The company, which was more focused on restaurants in NYC, was earlier known as “Crave”. It was renamed @ only in April 2019.


“We started with servicing restaurants in NYC and people tend to “Crave” food they see on social media. When we decided the idea was much bigger than we had previously imagined, and that we’d actually organise the entire social media industry rather than be a service provider, we just felt right. @ is “where social media happens (at)” and is obviously symbolic of @ usage on social media. For example, every handle starts with it,” says Armand.


The science of creativity

@ logo

@ logo


The company claims to have identified six strategies that work with social media marketing - content that has a human connection, is engaging, aspirational or trendy, aesthetically driven, and “crave-worthy”.


@ also broke down social media marketing into a few divisions - content strategy, photography, surveillance, graphic design, influencer marketing, ad management, and analytics.

“It’s more of an art than a science. We’re breaking it down in a scientific way.” he says.


Armand believes, it is hard to consistently deliver high-quality content that is accessible to everyone. In that sense, he sees the company as more of an OYO Rooms, which works both as an aggregator, but also ensures certain standards are met.


@ charges companies a subscription model broken into different brackets to let customers choose options best suited to their needs and budgets. For example, the company’s ‘Cute package’, which costs $250 in the United States or Rs 18,000 a month in India, gives clients 15 posts on Instagram or Facebook, social media surveillance, and analytics. Its ‘Disrupt package’, which costs $800 or Rs 60,000 per month, gives users 30 posts on Instagram or Facebook, a four-hour photography or videography session, social media surveillance, ad management or influencer marketing, analytics and engagement strategy. @ also offers a custom package, where customers get to pick and choose the solutions they want.


“We’re not standardising in the sense that we’re making all creative work done similar.

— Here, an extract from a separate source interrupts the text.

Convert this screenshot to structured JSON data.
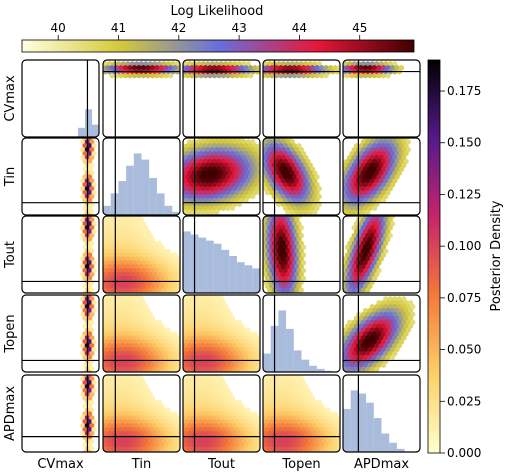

We’re making sure that true creativity is actually being used and originality comes through every single time,” says Armand.


However, looking back, Armand feels he could have done a few things differently earlier such as changing the structure and processes to make it more attuned to the fickle flow of creativity.


“I studied computer science. I look at things scientifically. We used to have strict deadlines, then we learned that sometimes the creative flow needs space,” he says.


Organising the industry


Armand says, @ will not be a component of the industry, but rather, it will organise it. Armand claims, till now there are no companies that have been successful at organising social marketing as a whole.


Armand managed to set up a meeting with Anupam Mittal, Ola’s first investor and CEO of shaadi.com, who was quite impressed with the company’s larger vision and decided to invest.

He was part of @’s $330,000 seed round, which was raised on May 27, that valued the company at $1.25 million. The startup will now use this funding to build its platform and work on planned marketing efforts as well.


@ is now in talks with a few venture capital firms and is aiming for a valuation of $10 million in its next round. It is also developing an app to allow freelancers and clients to commission content, set out a strategy, and schedule events. @’s app, which is slated for release in two months, will also make it easier to match the client with the right creative for their requirements.


The startup, which has about 50 clients at present, is spread almost evenly between the US and India. Some of its major clients include Shaadi.com, Organic Riot, and US-based Mediterranean restaurant chain Dill & Parsley. Currently, @ has 30 employees, and nearly 30 freelancers, who are not all based in India.


The platform expects monthly gross revenue of $82,500 by March 2020, an almost 4-fold rise from its projected June 2019 revenue of $22,000. It expects a rise in its client base from 40 to 150 in the same period.